Wilred Owen wrote ‘Dulce et Decorum Est’ while recovering in a Scottish hospital after fighting in Northern France. The title refers to the latin ode of Horace, the Roman poet, and translates to “is sweet and proper to die for one’s country”. Describing the terror of a gas attack, Owen leaves the reader under no illusions that Dulce et Decorum Est does not ring true for this war. With his descriptions of panic in the wake of the attack “an ecstasy of fumbling”, staring death in the face “he plunges at me, guttering, choking, drowning”, and finally conveying the intensely disturbing experience “obscene as cancer, bitter as the cud”, Owen delivers a graphic and haunting account of what it was like to fight in World War One.
Rhetoric of honour/soldier-poets
World War One poetry represents a broad range of different viewpoints and perspectives, but one common theme is the rhetoric of honour which is contrasted with descriptions of broken and injured bodies. This ability to describe the physical discomfort experienced on so many levels in the trenches – in the eyes, the mouth and the head – is often contextualised using the wider political narrative as a backdrop.
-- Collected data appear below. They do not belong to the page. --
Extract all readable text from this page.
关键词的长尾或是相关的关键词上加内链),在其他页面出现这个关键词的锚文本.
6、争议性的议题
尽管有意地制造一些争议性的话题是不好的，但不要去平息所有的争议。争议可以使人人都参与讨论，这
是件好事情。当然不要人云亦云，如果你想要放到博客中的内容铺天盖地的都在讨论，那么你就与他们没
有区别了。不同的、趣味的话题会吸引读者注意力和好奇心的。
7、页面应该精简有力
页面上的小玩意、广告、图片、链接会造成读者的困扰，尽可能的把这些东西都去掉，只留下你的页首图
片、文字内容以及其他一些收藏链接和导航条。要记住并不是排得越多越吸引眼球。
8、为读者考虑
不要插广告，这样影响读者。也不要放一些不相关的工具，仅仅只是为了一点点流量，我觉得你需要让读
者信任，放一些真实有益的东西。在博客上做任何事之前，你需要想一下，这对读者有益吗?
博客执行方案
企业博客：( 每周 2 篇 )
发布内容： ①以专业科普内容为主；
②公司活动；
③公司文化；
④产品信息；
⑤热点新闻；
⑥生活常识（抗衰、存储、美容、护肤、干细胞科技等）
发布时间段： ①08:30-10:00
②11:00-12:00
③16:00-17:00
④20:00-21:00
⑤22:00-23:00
While some of the early poems of World War One favoured the first person, commonly referring to ‘I’, later poems – with ‘To Germany’, by Charles Hamilton Sorley being seen as a precursor – came to use ‘You’ more often, talking directly to the reader when describing the terrible scenes.
Why has First World War Poetry stood the test of time?
World War One poetry offers us history, culture, and powerful personal experiences. Because the written word offered the people who were affected by the War one of the only ways of chronicling their experiences, thoughts and feelings, it comes in many forms and offers numerous perspectives.
While World War One poetry might be seen as very ‘English’ in its nature, the number of other Anglo countries involved in the War – from Scotland to New Zealand and Canada – means that we are left with a truly international collection of poetry. Poetry from the War still works in the classroom, and perhaps there is no better way of teaching children about trench warfare than with poetry filled with vivid descriptions of the gas masks, barbed wire, mud and misery.
If you value poetry for its ability to transfer human emotion and carry human experience, World War One poetry has it all.